Nein, so wird das ganz bestimmt nichts mit der „Breite“ als Zielgruppe!
Der Hammer wäre deshalb, gäbe es MQA auch für MP3 und damit auch für unterwegs!
Eine MQA-MP3, die angeblich besser klingt als eine 24 Bit/192KHz-HighResAudio-Aufnahme!
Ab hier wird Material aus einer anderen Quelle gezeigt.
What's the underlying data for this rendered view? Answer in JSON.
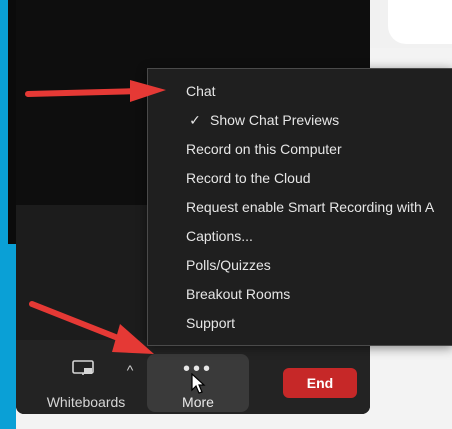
{
  "menu": {
    "items": [
      {
        "label": "Chat"
      },
      {
        "label": "Show Chat Previews",
        "checked": true,
        "check_icon": "check-icon"
      },
      {
        "label": "Record on this Computer"
      },
      {
        "label": "Record to the Cloud"
      },
      {
        "label": "Request enable Smart Recording with A"
      },
      {
        "label": "Captions..."
      },
      {
        "label": "Polls/Quizzes"
      },
      {
        "label": "Breakout Rooms"
      },
      {
        "label": "Support"
      }
    ]
  },
  "toolbar": {
    "whiteboards_label": "Whiteboards",
    "more_label": "More",
    "end_label": "End",
    "more_icon": "ellipsis-icon",
    "caret_icon": "chevron-up-icon"
  },
  "colors": {
    "accent_frame": "#0aa0d6",
    "end_button": "#c62828",
    "arrow": "#e53935",
    "menu_bg": "#1f1f1f"
  }
}
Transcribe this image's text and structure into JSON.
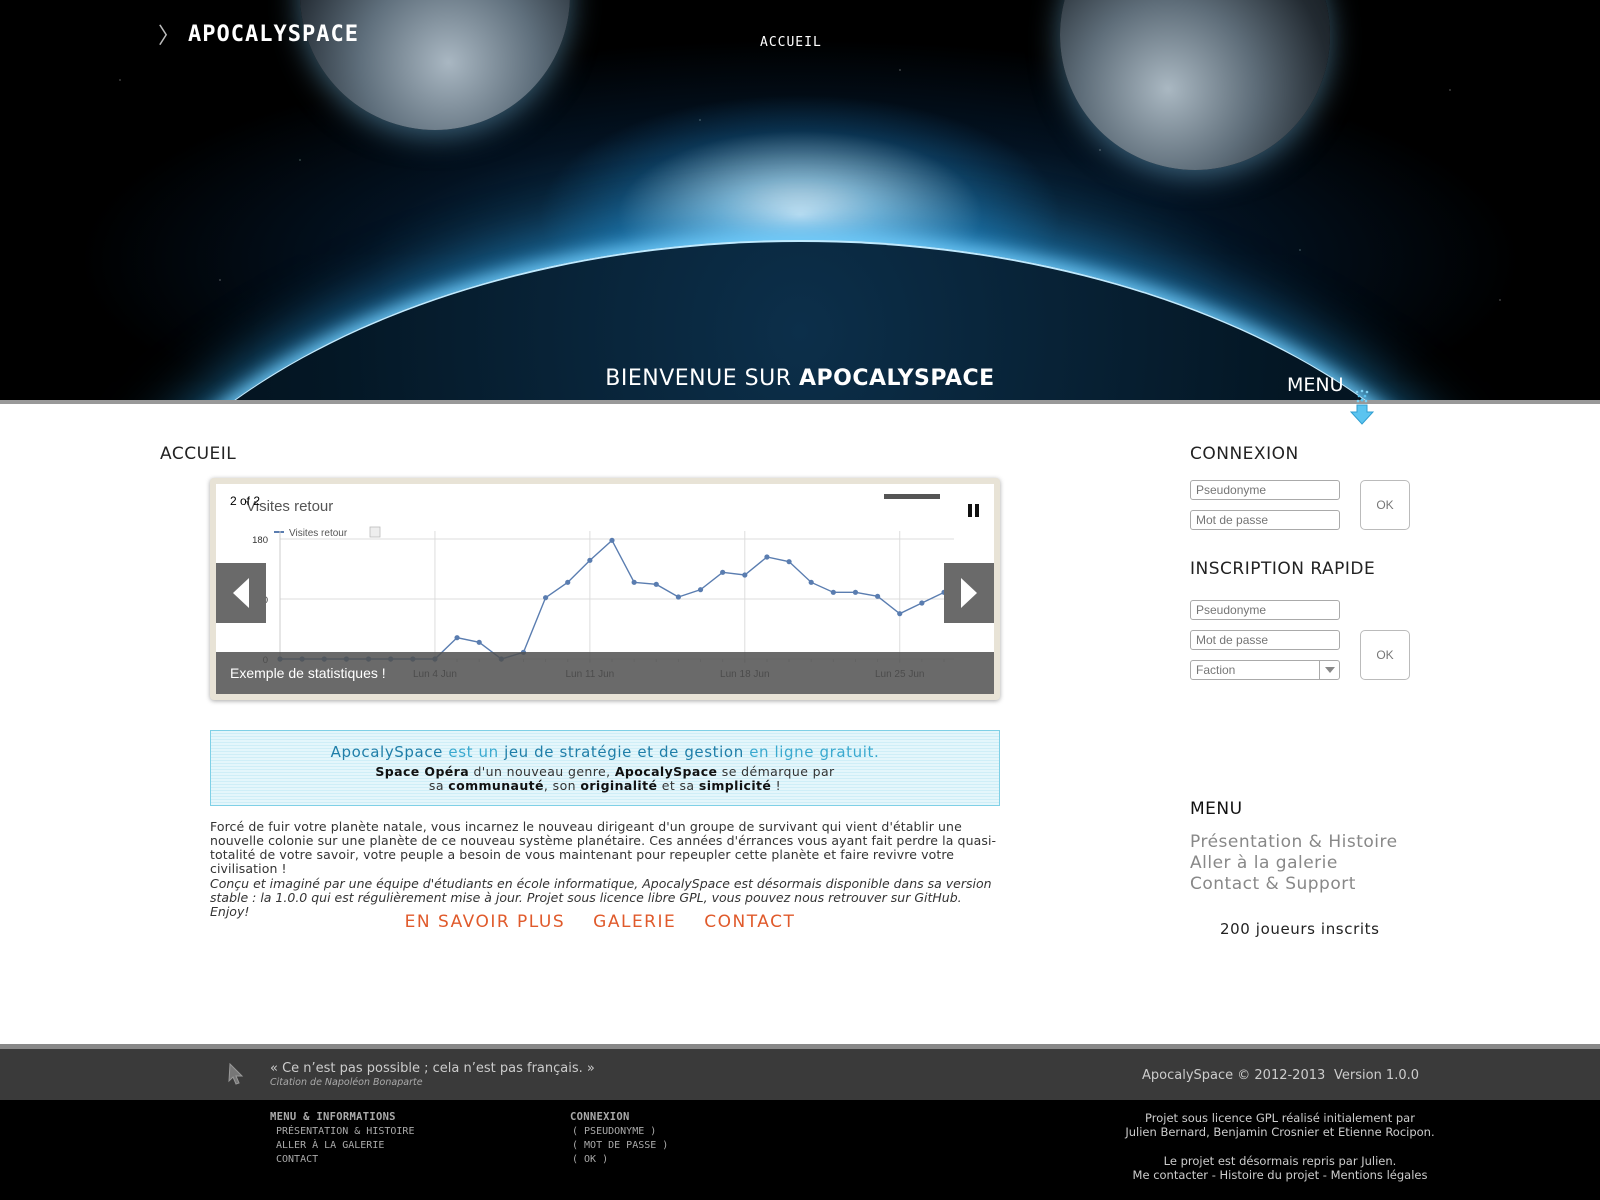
{
  "header": {
    "brand": "APOCALYSPACE",
    "brand_chevron": "〉",
    "nav_home": "ACCUEIL",
    "welcome_prefix": "BIENVENUE SUR",
    "welcome_brand": "APOCALYSPACE",
    "menu_label": "MENU"
  },
  "main": {
    "title": "ACCUEIL",
    "slider": {
      "counter": "2 of 2",
      "caption": "Exemple de statistiques !"
    },
    "pitch": {
      "brand": "ApocalySpace",
      "is": "est un",
      "genre": "jeu de stratégie et de gestion",
      "suffix": "en ligne gratuit.",
      "space_opera": "Space Opéra",
      "new_genre": "d'un nouveau genre,",
      "brand2": "ApocalySpace",
      "stands_out": "se démarque par",
      "its": "sa",
      "community": "communauté",
      "its2": ", son",
      "originality": "originalité",
      "and": "et sa",
      "simplicity": "simplicité",
      "bang": "!"
    },
    "intro": "Forcé de fuir votre planète natale, vous incarnez le nouveau dirigeant d'un groupe de survivant qui vient d'établir une nouvelle colonie sur une planète de ce nouveau système planétaire. Ces années d'érrances vous ayant fait perdre la quasi-totalité de votre savoir, votre peuple a besoin de vous maintenant pour repeupler cette planète et faire revivre votre civilisation !",
    "intro_italic": "Conçu et imaginé par une équipe d'étudiants en école informatique, ApocalySpace est désormais disponible dans sa version stable : la 1.0.0 qui est régulièrement mise à jour. Projet sous licence libre GPL, vous pouvez nous retrouver sur GitHub. Enjoy!",
    "cta": [
      "EN SAVOIR PLUS",
      "GALERIE",
      "CONTACT"
    ]
  },
  "chart_data": {
    "type": "line",
    "title": "Visites retour",
    "legend": "Visites retour",
    "series": [
      {
        "name": "Visites retour",
        "values": [
          0,
          0,
          0,
          0,
          0,
          0,
          0,
          0,
          32,
          25,
          0,
          10,
          92,
          115,
          148,
          178,
          115,
          112,
          93,
          104,
          130,
          126,
          153,
          146,
          115,
          100,
          100,
          94,
          68,
          84,
          100
        ]
      }
    ],
    "x_labels": [
      "Lun 4 Jun",
      "Lun 11 Jun",
      "Lun 18 Jun",
      "Lun 25 Jun"
    ],
    "y_ticks": [
      0,
      90,
      180
    ],
    "ylim": [
      0,
      180
    ],
    "grid": true,
    "line_color": "#5a7db0"
  },
  "sidebar": {
    "login_title": "CONNEXION",
    "login_user_placeholder": "Pseudonyme",
    "login_pass_placeholder": "Mot de passe",
    "login_ok": "OK",
    "signup_title": "INSCRIPTION RAPIDE",
    "signup_user_placeholder": "Pseudonyme",
    "signup_pass_placeholder": "Mot de passe",
    "signup_faction": "Faction",
    "signup_ok": "OK",
    "menu_title": "MENU",
    "menu_items": [
      "Présentation & Histoire",
      "Aller à la galerie",
      "Contact & Support"
    ],
    "players": "200 joueurs inscrits"
  },
  "footer": {
    "quote": "« Ce n’est pas possible ; cela n’est pas français. »",
    "quote_source": "Citation de Napoléon Bonaparte",
    "copyright": "ApocalySpace © 2012-2013",
    "version": "Version 1.0.0",
    "col1_title": "Menu & Informations",
    "col1_items": [
      "Présentation & Histoire",
      "Aller à la galerie",
      "Contact"
    ],
    "col2_title": "Connexion",
    "col2_items": [
      "( Pseudonyme )",
      "( Mot de passe )",
      "( OK )"
    ],
    "license_line1": "Projet sous licence GPL réalisé initialement par",
    "license_line2": "Julien Bernard, Benjamin Crosnier et Etienne Rocipon.",
    "takeover": "Le projet est désormais repris par Julien.",
    "links": [
      "Me contacter",
      "Histoire du projet",
      "Mentions légales"
    ],
    "link_sep": " - "
  },
  "colors": {
    "accent_cta": "#e05a2b",
    "pitch_blue": "#3aa9cf",
    "menu_arrow": "#5bc4f0"
  }
}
Geil!
Eine „Masterband-MQA-MP3“, bei der die MQA-LED an unserem Smartphone so hell leuchtet, dass alle anderen in der U-Bahn sie sehen können!
Zugegeben – das wäre wirklich etwas für die „Breite“ und das Weihnachtsgeschäft 2017 könnte kommen!
Uhps – hab ich MQA da gerade etwas vorweg genommen?
Oder auf eine Idee gebracht?
Wir werden es sehen.
Meine derzeitige Empfehlung zu MQA?
Nun, um es mit Anke Engelke zu halten: „Aufpassen!“ 🙂
Aber – wenn ich mir etwas wünschen dürfte, dann wäre es sicherlich, dass es mit MQA irgendwie doch funktionieren würde. Aus einem ganz einfachen Grund:
Zurzeit streamen wir zuhause in CD-Qualität (16 Bit, 44,1KHz). Schöner wäre es, wenn wir jede (!) Aufnahme in der besten zur Verfügung stehenden Qualität, also eben auch als 24Bit/192KHz streamen könnten, oder?
Alle Titel – und nicht nur die, die wir „gekauft“ haben.
Kaufen und Downloaden ist von gestern. Wir wollen streamen!
Und wenn mir da jetzt jemand sagen würde, dass die Datenmengen dafür zu groß wären und MQA hier helfen könnte – und dass dann auch alles wirklich besser klingen würde – und man so eine MQA-Datei auch testen könnte, damit man uns nicht anschmieren kann – und wenn sich MQA damit zufrieden geben würde, an so kleinen Dekodierern als Zusatzgeräte zu meiner bestehenden Hardware zu verdienen – ich also meinen Gerätepark behalten darf – dann wäre MQA durchaus auch etwas für mich.
Ja ja – ich hör ja schon auf zu träumen.